M John Harrison prix Nobel ?
J'y reviendrai après. D'abord quelques commentaires sur ce "Centauri Device", roman qu'il aurait renié par la suite, mais il y a acquis un ton propre, qu'il n'avait pas encore dans la très moorcockienne Cité Pastel. Harrison se lance dans la métaphore hardie, les images dissonantes, l'évocation déroutante, la suggestion, l'élipse. Déroutant, difficile à suivre au début, jusqu'à ce que je m'habitue au style et au rythme des phrases et du récit, et aux images, que j'ai fini par goûter, relire et retourner dans ma tête pour me faire regretter de ne pas l'avoir lu en anglais.
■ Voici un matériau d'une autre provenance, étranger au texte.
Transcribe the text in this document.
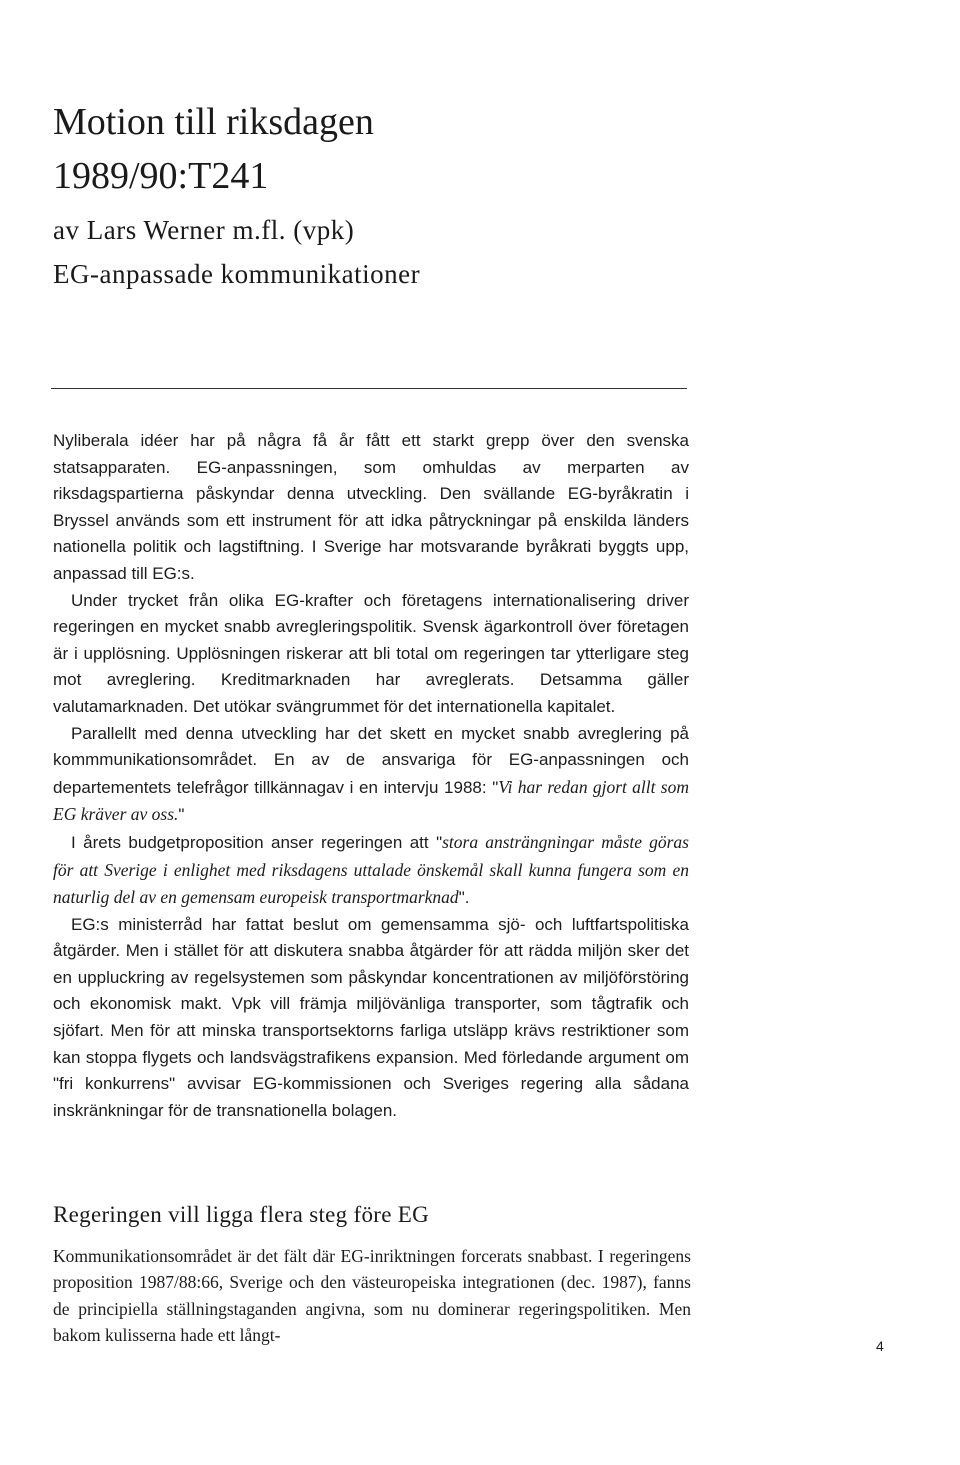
Motion till riksdagen
1989/90:T241
av Lars Werner m.fl. (vpk)
EG-anpassade kommunikationer

Nyliberala idéer har på några få år fått ett starkt grepp över den svenska statsapparaten. EG-anpassningen, som omhuldas av merparten av riksdagspartierna påskyndar denna utveckling. Den svällande EG-byråkratin i Bryssel används som ett instrument för att idka påtryckningar på enskilda länders nationella politik och lagstiftning. I Sverige har motsvarande byråkrati byggts upp, anpassad till EG:s.

Under trycket från olika EG-krafter och företagens internationalisering driver regeringen en mycket snabb avregleringspolitik. Svensk ägarkontroll över företagen är i upplösning. Upplösningen riskerar att bli total om regeringen tar ytterligare steg mot avreglering. Kreditmarknaden har avreglerats. Detsamma gäller valutamarknaden. Det utökar svängrummet för det internationella kapitalet.

Parallellt med denna utveckling har det skett en mycket snabb avreglering på kommmunikationsområdet. En av de ansvariga för EG-anpassningen och departementets telefrågor tillkännagav i en intervju 1988: "Vi har redan gjort allt som EG kräver av oss."

I årets budgetproposition anser regeringen att "stora ansträngningar måste göras för att Sverige i enlighet med riksdagens uttalade önskemål skall kunna fungera som en naturlig del av en gemensam europeisk transportmarknad".

EG:s ministerråd har fattat beslut om gemensamma sjö- och luftfartspolitiska åtgärder. Men i stället för att diskutera snabba åtgärder för att rädda miljön sker det en uppluckring av regelsystemen som påskyndar koncentrationen av miljöförstöring och ekonomisk makt. Vpk vill främja miljövänliga transporter, som tågtrafik och sjöfart. Men för att minska transportsektorns farliga utsläpp krävs restriktioner som kan stoppa flygets och landsvägstrafikens expansion. Med förledande argument om "fri konkurrens" avvisar EG-kommissionen och Sveriges regering alla sådana inskränkningar för de transnationella bolagen.

Regeringen vill ligga flera steg före EG

Kommunikationsområdet är det fält där EG-inriktningen forcerats snabbast. I regeringens proposition 1987/88:66, Sverige och den västeuropeiska integrationen (dec. 1987), fanns de principiella ställningstaganden angivna, som nu dominerar regeringspolitiken. Men bakom kulisserna hade ett långt-

4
De quoi dérouter l'amateur de SFclassique, d'autant plus qu'il s'agit de Space Opera, genre où historiquement on colonisait glorieusement la galaxie en menant une guerre à outrance contre des extra-terrestres à yeux pédonculés, alors qu'ici le héros est un looser, camé, pourchassé, manipulé, balloté de tabassage en captivité, de mutilation en génocide. L'histoire est noire, la vision de l'humanité pessimiste et - c'est le gros défaut de ce livre je trouve - beaucoup trop ancrée dans la vision politique que l'auteur a de son temps, avec ce conflit israélo-arabe fusionné en guerre froide et propulsé dans l'espace. le pire sans doute est la présence d'un musicien psychédélique tout droit sorti de Woodstock. Ce genre de choses ne sent souvent plus très frais après 10 ou 15 ans, alors 35...
Mais une fulgurante originalité côtoie ce trivial, comme ce groupe d'esthètes anarchistes pilotant des astronefs aliens aux noms farfelus (voir les citations) ou la secte exhibionniste obsédée littéralement par le souci de la transparence, ou ces astronefs en forme de boulons avec vrai pas de vis qui sont la marque la plus flagrante d'une ironie saupoudrée à des degrés divers dans tout le livre. Et tout ça en 300 pages foisonnant de thèmes, alors qu'on est obligé de découper d'autres auteurs de Space Op en pavés d'un kilo. Bref un auteur déroutant, que j'ai envie de découvrir dans ses oeuvres de la maturité.
Et alors sinon, pourquoi le prix Nobel ? C'est
China Mieville qui s'indigne, dans la préface de Things that never Happen (recueil de nouvelles d'Harrison), qu'il ne l'ait pas encore reçu. Je ne prononcerai pas, mais en France, où on n'a traduit de lui que des romans de SFFF, il est irrémédiablement enfermé dans le ghetto, j'en ai peur.